Stuart Lancaster’s tourists have a realistic shot at winning here and taking this series to a decider in Hamilton next weekend. If it is something less than a golden opportunity – such things are practically unheard of in these parts – it is something more than a puncher’s chance.
That much was clear the moment the locals reacted to last Saturday’s events at Eden Park in Auckland, where the world champions sneaked home with a try at the death, by vilifying England for their style of play.
Heaven knows, the New Zealand rugby public have had things to say about England before, but more often than not the overriding sentiment has been one of mockery. Only in 2003, when Clive Woodward’s side somehow eked out a victory in Wellington after losing two key forwards to the sin bin simultaneously, did the tone betray a hint of silver-ferned inferiority. Those red-rose players were christened “white orcs on steroids” – the point being that they had won through force rather than footballing ability, through muscle rather than magic.
This week, England have been lambasted for playing a “slow” game cynically designed to prevent the All Blacks playing a 15-man form of the “beautiful game” with rhythm and tempo and panache – a similarly telling indication of home-town nervousness. Leaving aside the ridiculous notion that incoming sides should show proper respect by sitting back and watching while the world champions play the style of union that suits them best, unimpeded and uninterrupted by lesser mortals, the accusation is deeply questionable in fact. As Joe Marler, the England prop, mentioned during the week: “I didn’t see too many All Blacks running past us to get to the scrums and line-outs.”
Graham Rowntree, who found himself on the wrong end of a comprehensive spanking in this city back in 1998, reinforced Marler’s point yesterday. “I’ve been a little alarmed by this idea that we want to slow down the game,” said the England forwards coach. “We have some real potential in the backs, a dynamic pack and we want to play quick rugby. There is a real desire in our squad to play a challenging game because we’re a lot fitter than we’ve ever been.”
England believe they are going through a development spurt – that since the first of the Twickenham internationals before Christmas, when they beat an Australian side much more potent than people imagined at the time, they have evolved faster than at any point since the early years of the last decade. If they could just find a way to win a really tight game against a southern hemisphere superpower, the team would take another great leap forward.
And who better to beat than an All Black side undefeated since their visit to Twickenham some 18 months ago?
It is far easier said than done, of course.
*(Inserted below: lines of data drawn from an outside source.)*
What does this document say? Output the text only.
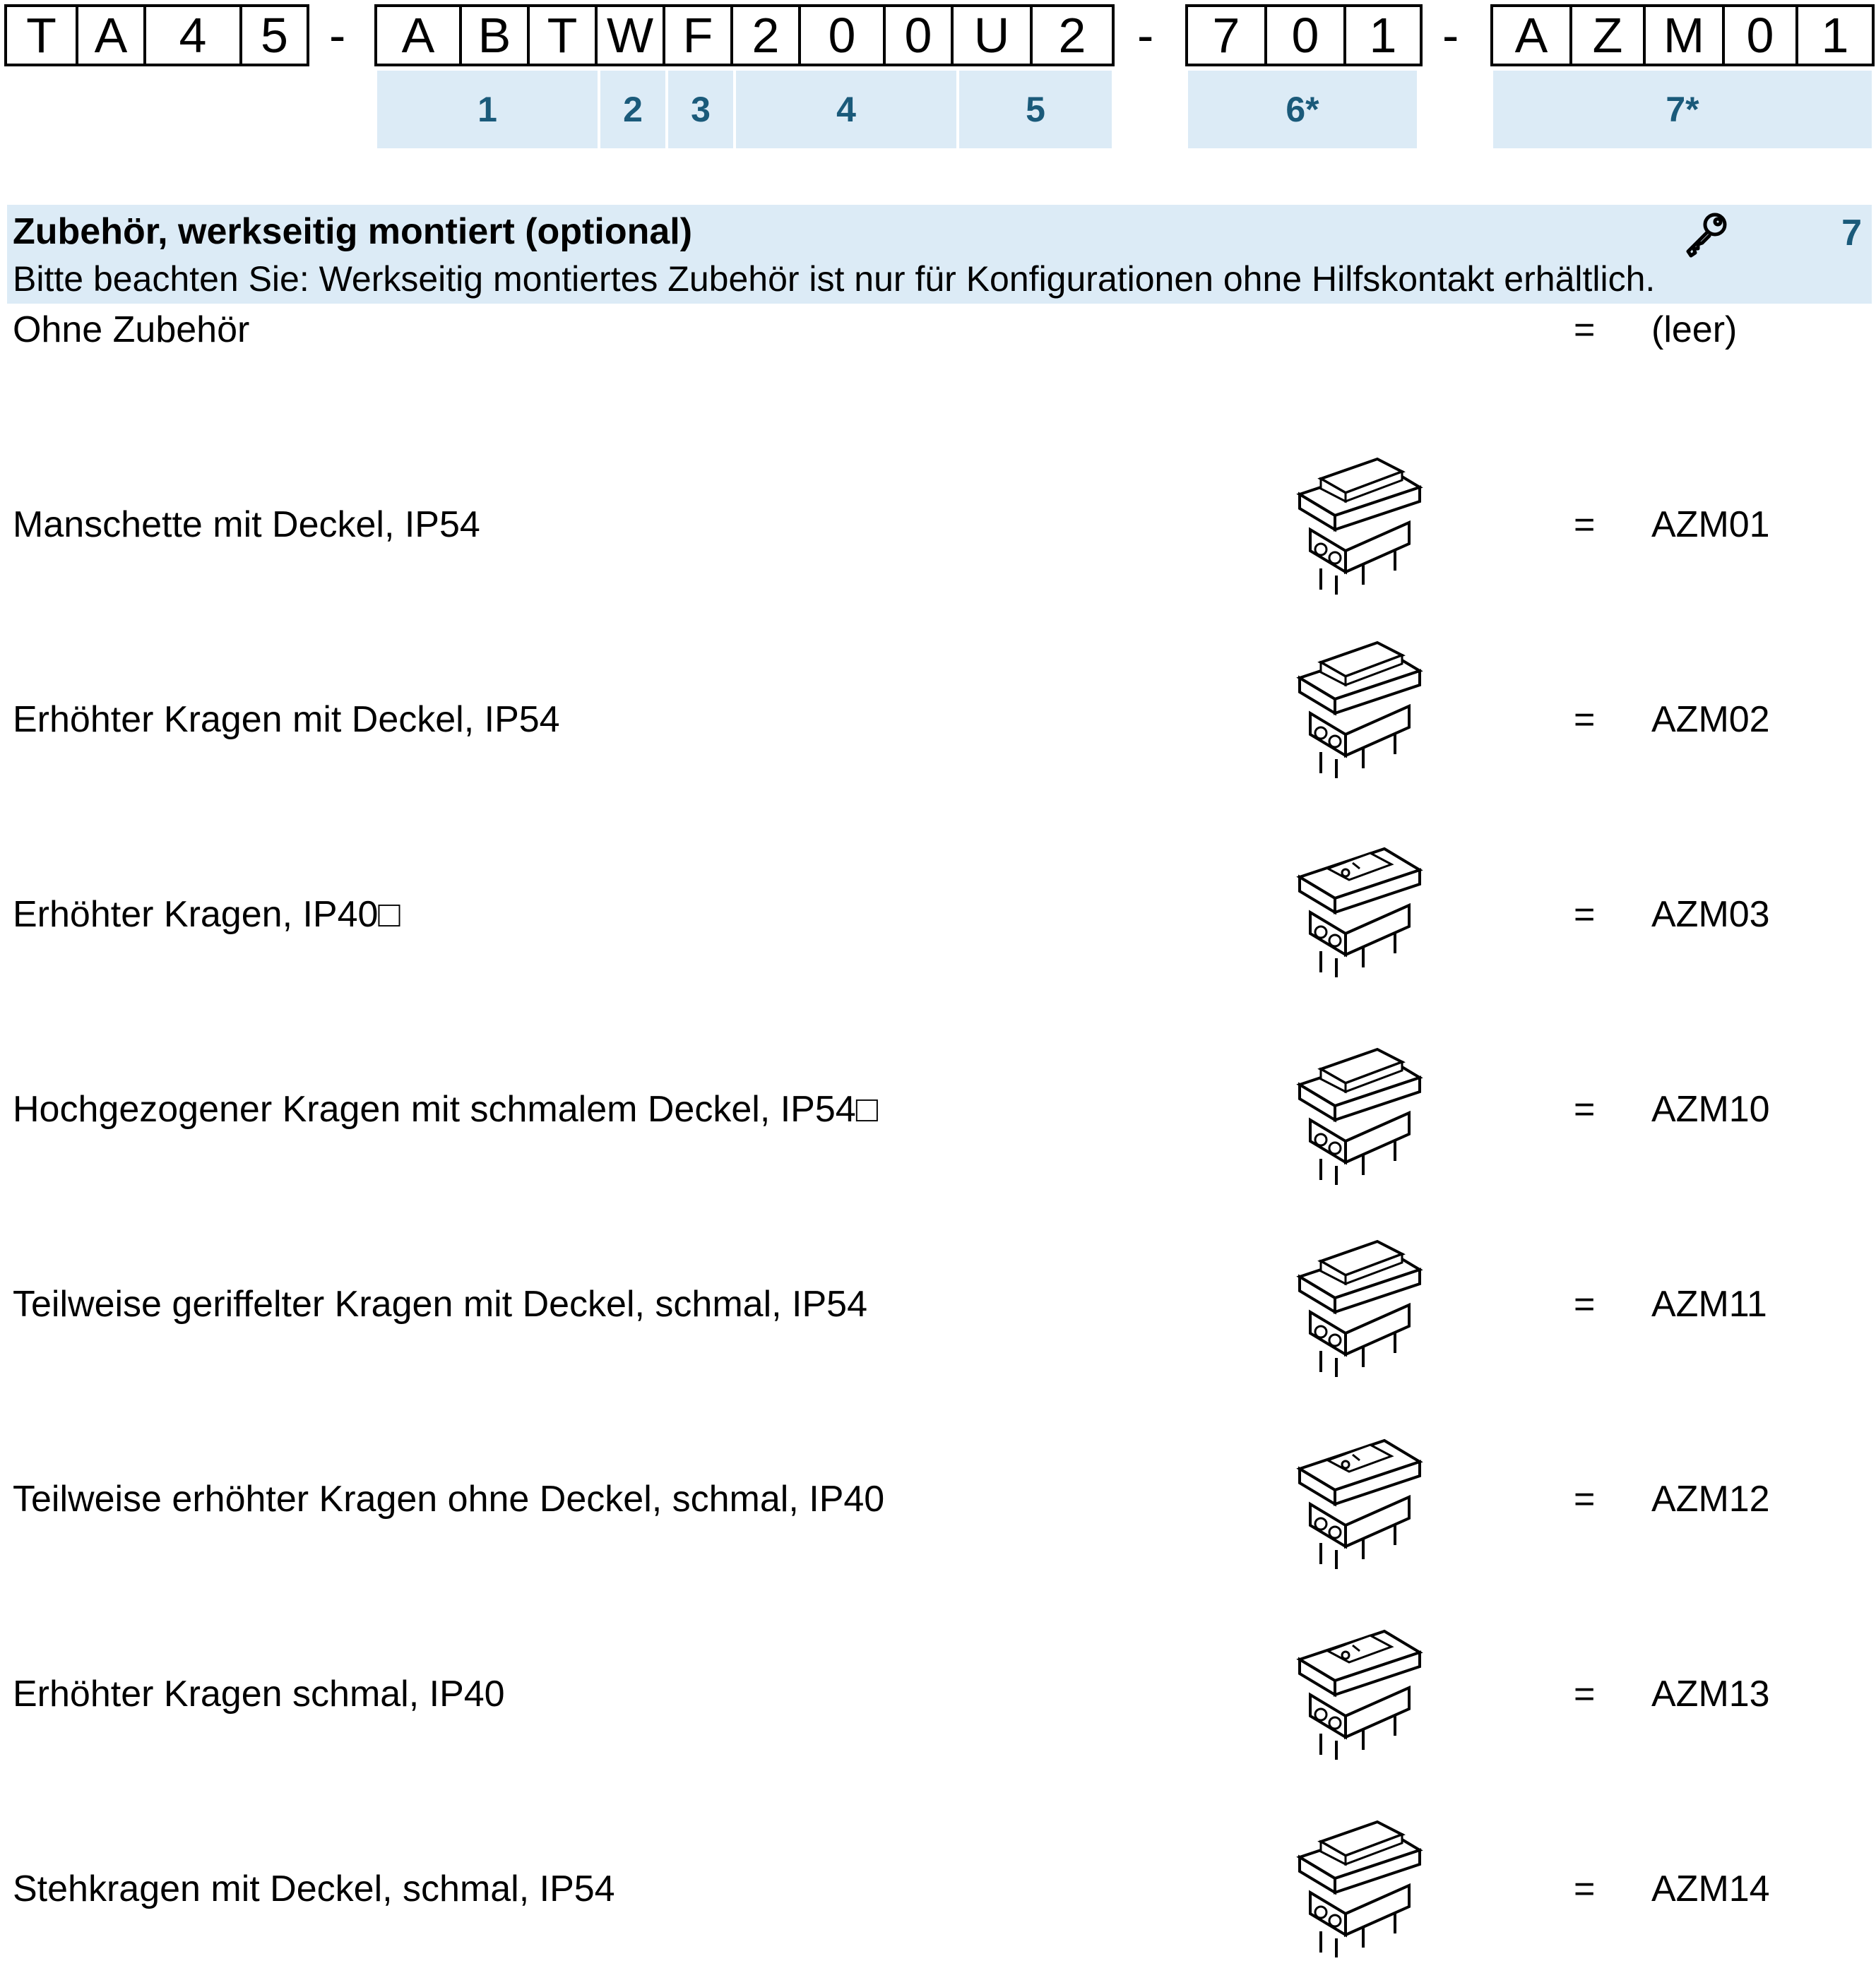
T A	4	5 -	A B T W F 2 0 0 U 2	-	7	0	1 -	A Z M 0 1
1	2	3	4	5	6*	7*
Zubehör, werkseitig montiert (optional)	7
Bitte beachten Sie: Werkseitig montiertes Zubehör ist nur für Konfigurationen ohne Hilfskontakt erhältlich.
Ohne Zubehör	= (leer)
Manschette mit Deckel, IP54	= AZM01
Erhöhter Kragen mit Deckel, IP54	= AZM02
Erhöhter Kragen, IP40□	= AZM03
Hochgezogener Kragen mit schmalem Deckel, IP54□	= AZM10
Teilweise geriffelter Kragen mit Deckel, schmal, IP54	= AZM11
Teilweise erhöhter Kragen ohne Deckel, schmal, IP40	= AZM12
Erhöhter Kragen schmal, IP40	= AZM13
Stehkragen mit Deckel, schmal, IP54	= AZM14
New Zealand teams always respond positively to negativity, frequently attacking opponents in the areas they consider themselves strongest. Hence the threat to England’s smooth-as-silk line-out operation, which did not miss so much as a single beat at Eden Park seven days ago, thanks to the intelligent management skills of the Leicester lock Geoff Parling and the excellent throwing of Rob Webber, the new hooker from Bath.
Back in 1993, when the British & Irish Lions toured this country, the All Blacks struggled for primary possession in the second Test in Wellington and lost heavily as a consequence. A week later, after hours of work on the training field – the New Zealand management asked that grisly old bruiser of a second-row forward, Andy Haden, to run some line-out tutorials – they came up with something much better in that crucial department and duly wrapped up the series.
Parling, back in the big time after operations on both shoulders, understands the danger a pumped-up All Black pack poses to him today, although he has dealt with worse problems. When he was asked about the dark times during his long injury lay-off, his response was entertaining.
“When I was in hospital I had both my arms in slings, I was wearing my little paper pants and when I needed a wee in the middle of the night, the nurse had to help me get up and take me to the toilet,” he recalled. “Because I was woozy from the anaesthetic, I fell over. So there I was, lying in those pants, unable to pull the emergency cord, shouting ‘Help’ for 10 minutes… and all the while thinking: ‘Well, this is a bit different from playing with the Lions in Australia’.”
Whisper it quietly, but generations of England rugby players have felt every bit as pathetically vulnerable during visits to this country. These tourists are different, it seems, but we will not know for sure unless they show the best of themselves today. It is a big, big moment.
Michael Paterson, the uncapped lock from Sale, joined the England squad yesterday as second-row cover for Ed Slater of Leicester and Dave Attwood of Bath ahead of Tuesday’s game with the Crusaders in Christchurch – the city of his birth. The 29-year-old forward was one of the leading performers in last season’s Premiership and qualifies for red-rose activity through his late English grandfather. He was in New Zealand for a family visit when he received the summons from Lancaster, the head coach.